Drizzle the slices very lightly with olive oil. Bake for 20 to 25 minutes, turning halfway through, until golden on both sides. Serve immediately.

 

This recipe also can be found in Crispy Eggplant Recipe.

Sometimes simple is better

Photo of a potato pancakeWe rarely eat potatoes, so when we have them it is important that they are perfectly cooked.  In this case, we wanted something to have with a salad for dinner and since we had a few potatoes on hand, we turned to the very basic potato pancake.  With just four or five potatoes (red in this instance), some olive oil, and salt and pepper, you can create something this lovely that tastes terrific.  This really isn’t a recipe, but as simple to execute as it is, a dish we should think of a little more often.

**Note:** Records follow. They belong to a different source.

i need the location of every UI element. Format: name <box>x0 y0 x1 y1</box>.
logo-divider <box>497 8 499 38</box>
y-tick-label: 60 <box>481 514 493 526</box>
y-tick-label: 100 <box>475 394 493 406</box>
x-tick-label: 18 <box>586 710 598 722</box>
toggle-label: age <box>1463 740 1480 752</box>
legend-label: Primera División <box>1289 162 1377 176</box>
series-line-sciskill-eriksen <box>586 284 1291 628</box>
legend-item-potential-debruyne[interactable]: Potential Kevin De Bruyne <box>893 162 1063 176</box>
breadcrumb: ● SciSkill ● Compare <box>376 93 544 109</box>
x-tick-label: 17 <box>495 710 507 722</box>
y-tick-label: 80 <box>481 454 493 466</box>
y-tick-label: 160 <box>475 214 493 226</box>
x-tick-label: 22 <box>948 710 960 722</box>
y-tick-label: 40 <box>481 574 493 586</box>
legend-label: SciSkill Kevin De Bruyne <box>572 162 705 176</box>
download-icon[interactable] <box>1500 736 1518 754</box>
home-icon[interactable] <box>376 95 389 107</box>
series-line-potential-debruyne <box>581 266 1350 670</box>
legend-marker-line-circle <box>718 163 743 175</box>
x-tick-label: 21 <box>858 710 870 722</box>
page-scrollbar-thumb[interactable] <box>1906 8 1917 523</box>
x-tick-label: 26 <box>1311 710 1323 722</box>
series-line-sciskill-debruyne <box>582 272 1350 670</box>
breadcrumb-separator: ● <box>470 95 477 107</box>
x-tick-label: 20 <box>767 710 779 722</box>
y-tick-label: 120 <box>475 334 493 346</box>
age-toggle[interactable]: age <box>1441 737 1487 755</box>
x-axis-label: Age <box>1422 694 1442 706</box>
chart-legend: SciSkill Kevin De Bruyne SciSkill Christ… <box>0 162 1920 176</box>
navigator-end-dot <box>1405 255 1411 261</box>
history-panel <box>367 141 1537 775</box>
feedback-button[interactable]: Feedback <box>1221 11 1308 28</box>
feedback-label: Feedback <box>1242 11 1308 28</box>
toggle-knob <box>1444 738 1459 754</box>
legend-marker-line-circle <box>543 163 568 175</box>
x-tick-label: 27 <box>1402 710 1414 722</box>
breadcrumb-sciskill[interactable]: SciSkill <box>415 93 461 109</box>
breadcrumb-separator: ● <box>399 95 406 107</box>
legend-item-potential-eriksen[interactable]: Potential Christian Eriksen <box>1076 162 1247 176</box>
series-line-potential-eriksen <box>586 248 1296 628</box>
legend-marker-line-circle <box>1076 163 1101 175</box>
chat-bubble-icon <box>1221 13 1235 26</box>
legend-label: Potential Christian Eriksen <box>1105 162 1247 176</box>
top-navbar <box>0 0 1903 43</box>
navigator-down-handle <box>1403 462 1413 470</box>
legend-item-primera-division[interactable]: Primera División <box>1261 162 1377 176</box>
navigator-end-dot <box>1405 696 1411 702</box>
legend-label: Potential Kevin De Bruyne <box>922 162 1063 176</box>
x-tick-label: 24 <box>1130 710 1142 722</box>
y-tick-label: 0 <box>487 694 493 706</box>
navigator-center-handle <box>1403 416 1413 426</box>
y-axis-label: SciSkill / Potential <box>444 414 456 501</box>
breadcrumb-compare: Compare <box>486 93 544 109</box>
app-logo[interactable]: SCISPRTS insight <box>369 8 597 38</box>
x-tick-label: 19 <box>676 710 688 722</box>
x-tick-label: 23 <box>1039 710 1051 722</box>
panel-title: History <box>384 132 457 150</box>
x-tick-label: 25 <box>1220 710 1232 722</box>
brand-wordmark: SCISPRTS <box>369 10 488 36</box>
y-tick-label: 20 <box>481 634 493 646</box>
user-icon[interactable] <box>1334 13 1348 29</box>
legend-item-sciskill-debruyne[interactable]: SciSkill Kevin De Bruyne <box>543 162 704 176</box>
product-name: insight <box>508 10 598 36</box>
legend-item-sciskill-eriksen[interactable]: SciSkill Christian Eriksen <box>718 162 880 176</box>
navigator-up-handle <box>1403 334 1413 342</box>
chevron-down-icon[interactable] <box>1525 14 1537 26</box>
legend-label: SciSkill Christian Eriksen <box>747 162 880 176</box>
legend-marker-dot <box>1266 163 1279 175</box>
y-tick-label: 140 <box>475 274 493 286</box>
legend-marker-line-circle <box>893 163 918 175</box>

Peel and grate potatoes on large holes of a box grater (best done on a cutting board with an edge).  Squeeze as much liquid from the grated potatoes as possible.  Heat a couple of tablespoons of olive oil in a large non-stick skillet, add grated potatoes and sprinkle with salt and pepper.  Push the potatoes into a circular shape with a spatula, and cook over medium-low heat for ~15 minutes.  Resist the urge to cook this quickly…   Place a plate on top of the pancake, carefully turn pan over so that the pancake is on the plate, then slide the pancake (uncooked side down) back into the pan.  We should have taken a video of this process which looks somewhat terrifying, but works very well.  Continue to cook the pancake for another 15 minutes.  At that point, you can check the internal temperature with a kitchen thermometer and if it is at 210 Fahrenheit, you are probably ready to slide it out of the pan.  The result should be a crispy crust on the outside and creamy, perfectly cooked potatoes on the inside.